Second: How the hell can a race of people with the ability to step outside of time and view all possible timelines, a race with the ability to read minds, be so damn shit at finding people? I mean, come on ... they know Henrietta was involved in saving Walter in episode one. They know she's a Fringe agent. Therefore they also know where she lives. And the entire gang is clearly staying at her house, as evidenced by the family photos and general layer of knicknacks scattered about. Seriously ... you're called OBSERVERS. Observe something and go get her, already.
And, oh, what the hell ... there are more. Why do Observers need to interrogate anybody at all in the first place? Why not just step into the future and see what happens? No need to put brains in jars, just *cough* do some of that observing you're so well known for. And, for the love of God, don't you think that after taking over the Harvard science labs years before the events in this episode and knowing full well that this is where Walter Bishop conducted his research and also knowing full well that Walter was hard at work to kick your asses out of this dimension, at some point some Observer or another may have actually taken a moment to look in Walter's lab? Take a peek at his work? File stuff away securely? Pick up the video camera that Walter clearly left behind that took the Bishop clan all of half an hour to retrieve despite not having tools and needing to work clandestinely? That would make sense, wouldn't it?

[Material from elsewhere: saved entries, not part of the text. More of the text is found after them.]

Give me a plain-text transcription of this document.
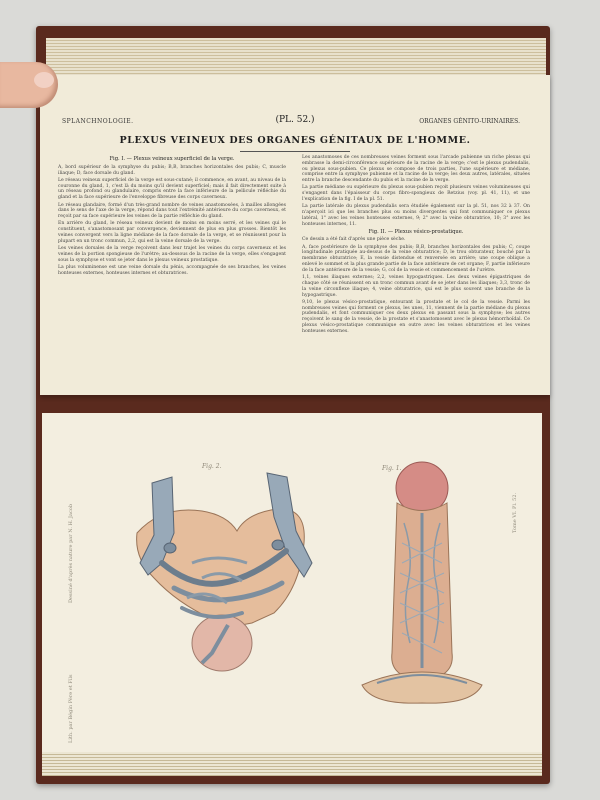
SPLANCHNOLOGIE.	(PL. 52.)	ORGANES GÉNITO-URINAIRES.
PLEXUS VEINEUX DES ORGANES GÉNITAUX DE L'HOMME.

Fig. I. — Plexus veineux superficiel de la verge.

A, bord supérieur de la symphyse du pubis; B,B, branches horizontales des pubis; C, muscle iliaque; D, face dorsale du gland.

Le réseau veineux superficiel de la verge est sous-cutané; il commence, en avant, au niveau de la couronne du gland, 1, c'est là du moins qu'il devient superficiel; mais il fait directement suite à un réseau profond ou glandulaire, compris entre la face inférieure de la pellicule réfléchie du gland et la face supérieure de l'enveloppe fibreuse des corps caverneux.

Le réseau glandaire, formé d'un très-grand nombre de veines anastomosées, à mailles allongées dans le sens de l'axe de la verge, répond dans tout l'extrémité antérieure du corps caverneux, et reçoit par sa face supérieure les veines de la partie réfléchie du gland.

En arrière du gland, le réseau veineux devient de moins en moins serré, et les veines qui le constituent, s'anastomosant par convergence, deviennent de plus en plus grosses. Bientôt les veines convergent vers la ligne médiane de la face dorsale de la verge, et se réunissent pour la plupart en un tronc commun, 2,2, qui est la veine dorsale de la verge.

Les veines dorsales de la verge reçoivent dans leur trajet les veines du corps caverneux et les veines de la portion spongieuse de l'urètre; au-dessous de la racine de la verge, elles s'engagent sous la symphyse et vont se jeter dans le plexus veineux prostatique.

La plus voluminense est une veine dorsale du pénis, accompagnée de ses branches, les veines honteuses externes, honteuses internes et obturatrices.

Les anastomoses de ces nombreuses veines forment sous l'arcade pubienne un riche plexus qui embrasse la demi-circonférence supérieure de la racine de la verge; c'est le plexus pudendalis, ou plexus sous-pubien. Ce plexus se compose de trois parties, l'une supérieure et médiane, comprise entre la symphyse pubienne et la racine de la verge; les deux autres, latérales, situées entre la branche descendante du pubis et la racine de la verge.

La partie médiane ou supérieure du plexus sous-pubien reçoit plusieurs veines volumineuses qui s'engagent dans l'épaisseur du corps fibro-spongieux de Retzius (voy. pl. 41, 11), et une l'explication de la fig. I de la pl. 51.

La partie latérale du plexus pudendalis sera étudiée également sur la pl. 51, nos 32 à 37. On n'aperçoit ici que les branches plus ou moins divergentes qui font communiquer ce plexus latéral, 1° avec les veines honteuses externes, 9; 2° avec la veine obturatrice, 10; 3° avec les honteuses internes, 11.

Fig. II. — Plexus vésico-prostatique.

Ce dessin a été fait d'après une pièce sèche.

A, face postérieure de la symphyse des pubis; B,B, branches horizontales des pubis; C, coupe longitudinale pratiquée au-dessus de la veine obturatrice; D, le trou obturateur, bouché par la membrane obturatrice; E, la vessie distendue et renversée en arrière; une coupe oblique a enlevé le sommet et la plus grande partie de la face antérieure de cet organe; F, partie inférieure de la face antérieure de la vessie; G, col de la vessie et commencement de l'urètre.

1,1, veines iliaques externes; 2,2, veines hypogastriques. Les deux veines épigastriques de chaque côté se réunissent en un tronc commun avant de se jeter dans les iliaques; 3,3, tronc de la veine circonflexe iliaque; 4, veine obturatrice, qui est le plus souvent une branche de la hypogastrique.

9,10, le plexus vésico-prostatique, entourant la prostate et le col de la vessie. Parmi les nombreuses veines qui forment ce plexus, les unes, 11, viennent de la partie médiane du plexus pudendalis, et font communiquer ces deux plexus en passant sous la symphyse; les autres reçoivent le sang de la vessie, de la prostate et s'anastomosent avec le plexus hémorrhoïdal. Ce plexus vésico-prostatique communique en outre avec les veines obturatrices et les veines honteuses externes.

Fig. 2.	Fig. 1.
Dessiné d'après nature par N. H. Jacob
Lith. par Bégin Père et Fils
Tome VI. Pl. 52.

Clearly this is not a season that is going to be big on logic of any form. If you can put that aside, however, there is entertainment to be had.
Occupying the center of the episode is Henrietta - or simply Etta, as she's mostly referred to - and that's a good move. Rather than dwell on Olivia and Peter the emotional crux of this episode falls on Olivia and Etta, Olivia having to come to terms with what the war against the Observers has done to the daughter she barely knows. It helps that the two women are enough alike to actually be related, it helps more that their arcs are being written and performed with surprising subtlety and restraint - assuming, of course, that a torture sequence can be referred to as subtle and restrained.
Oh, yes ... Season Five is now two for two when it comes to episodes containing explicit torture, with characters being worked over for information. Whether it be in reference to Iraq or some other conflict, Fringe has taken on a definite subtext commenting on the nature of armed occupation and resistance. It's early yet to say whether the show is taking a stance pro or anti American foreign policy or recent military action but it's definitely not trying to make anything appear pretty.
While the Peter / Olivia / Etta triangle clearly drives the episode, Walter also rebounds to somewhat more typical form - dropping references to Timothy Leary, among others - but it's still a complete and utter mystery as to why Astrid has carried forward into this season. She has no discernible function whatsoever thus far.
In Absentia represents a significant step forward this season, with the flow of things becoming more clear and the massive reset in scope and style of story feeling more natural. It also lays out what will clearly be the shape of the season to come, with past-Walter delivering a videotaped message charging them all with finding a series of other videotaped messages laying out his plan to get rid of the Observers. He seems to forget to give any clue where the first such message is, but hey, he was probably high. But while things are improved there are clearly major problems to overcome yet, particularly when it comes to fleshing out the villains of the piece. Right now they're both wildly ineffective - so much so as to appear to pose no real threat or danger, Team Bishop overcoming every obstacle easily - and also seemingly incredibly illogical. And while Fringe has always bent what you might consider logic it has also held strongly to an internal set of rules that appear to be flapping in the wind right now. Somebody needs to do some fixing.